La morte di Doudou, con tutti i suoi aspetti contraddittori e la mancanza di una seria azione politica preventiva (è quello che tanti senegalesi stanno rimproverando in questi giorni al governo) ha molto da dire però anche all’Europa e all’Italia.

Innanzitutto perché questo traffico di baby calciatori sembrerebbe essere alimentato proprio dalle società calcistiche auropee, attraverso una rete di intemediari più o meno ufficiali. Non sono solo le velleità dei genitori, insomma, a mettere in moto la macchina. Molti club trovano vantaggioso “pescare” in questo modo tra i talenti africani. Si spende tutto sommato poco e ci si può avvantaggiare tanto.

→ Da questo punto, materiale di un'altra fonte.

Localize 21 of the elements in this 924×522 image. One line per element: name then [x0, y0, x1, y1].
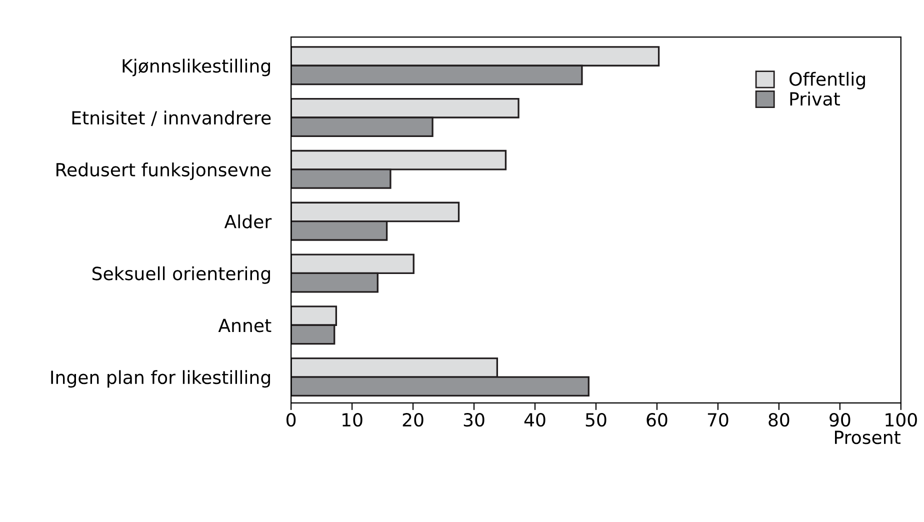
x-tick-label: 50 [586, 413, 606, 427]
y-tick-label: Seksuell orientering [92, 266, 270, 284]
y-tick-label: Alder [224, 214, 272, 228]
legend-label: Privat [790, 92, 840, 106]
x-tick-label: 80 [768, 413, 790, 427]
x-tick-label: 90 [830, 413, 850, 427]
x-tick-label: 60 [646, 413, 668, 427]
y-tick-label: Ingen plan for likestilling [51, 370, 270, 388]
x-axis-title: Prosent [835, 430, 900, 444]
x-tick-label: 20 [402, 413, 424, 427]
x-tick-label: 70 [708, 413, 728, 427]
y-tick-label: Redusert funksjonsevne [56, 162, 271, 180]
y-tick-label: Kjønnslikestilling [122, 58, 270, 76]
x-tick-label: 30 [464, 413, 484, 427]
x-tick-label: 10 [342, 413, 362, 427]
y-tick-label: Etnisitet / innvandrere [72, 110, 271, 126]
y-tick-label: Annet [218, 318, 272, 332]
x-tick-label: 100 [886, 413, 917, 427]
legend-label: Offentlig [790, 72, 865, 90]
x-tick-label: 40 [524, 413, 546, 427]
x-tick-label: 0 [286, 413, 296, 427]
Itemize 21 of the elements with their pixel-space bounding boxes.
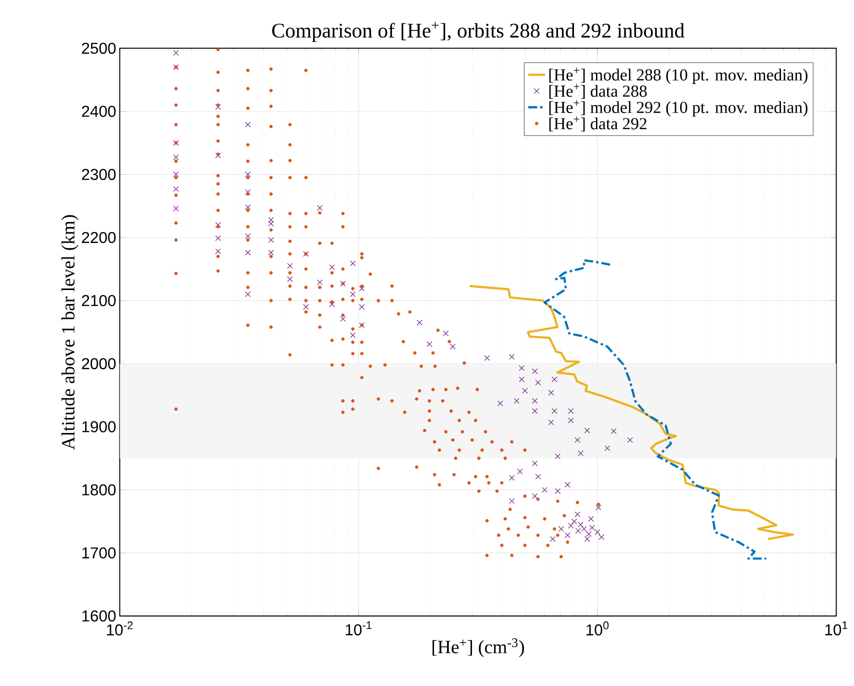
y-tick-label: 2300 [82, 168, 116, 180]
y-tick-label: 2000 [82, 358, 116, 370]
legend-label: [He$^{+}$] model 288 (10 pt. mov. median) [549, 68, 808, 84]
y-tick-label: 2500 [82, 42, 116, 54]
y-tick-label: 1900 [82, 421, 116, 432]
y-tick-label: 2400 [82, 106, 116, 117]
x-tick-label: 10$^{-1}$ [346, 621, 372, 636]
y-tick-label: 1600 [82, 610, 116, 622]
x-tick-label: 10$^{0}$ [586, 621, 609, 636]
y-tick-label: 2100 [82, 295, 116, 306]
chart-title: Comparison of [He$^{+}$], orbits 288 and 292 inbound [272, 22, 684, 42]
x-tick-label: 10$^{-2}$ [107, 621, 133, 636]
x-axis-title: [He$^{+}$] (cm$^{-3}$) [432, 638, 524, 658]
x-tick-label: 10$^{1}$ [825, 621, 848, 636]
legend-label: [He$^{+}$] data 292 [549, 116, 646, 132]
y-tick-label: 1800 [82, 484, 116, 496]
legend-label: [He$^{+}$] model 292 (10 pt. mov. median) [549, 100, 808, 117]
y-tick-label: 1700 [82, 547, 116, 558]
y-tick-label: 2200 [82, 232, 116, 244]
y-axis-title: Altitude above 1 bar level (km) [61, 215, 78, 450]
legend-label: [He$^{+}$] data 288 [549, 84, 647, 99]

La morte di Doudou ci rammenta inoltre l’inadeguatezza totale delle norme che regolamentano l’immigrazione, la disastrosa Bossi-Fini che continua a essere in vigore nonostante le promesse di cambiarla e le sue evidenti fallacie. Non è ammissibile che ancora oggi non ci sia un modo legale per entrare in Italia per ragioni di lavoro o formazione. Non è ammissibile che ciò che per un adolescente europeo costituisce un progetto di vita più o meno impegnativo, più o meno realistico, per un coetaneo nato in Africa debba risolversi in una sfida con la morte.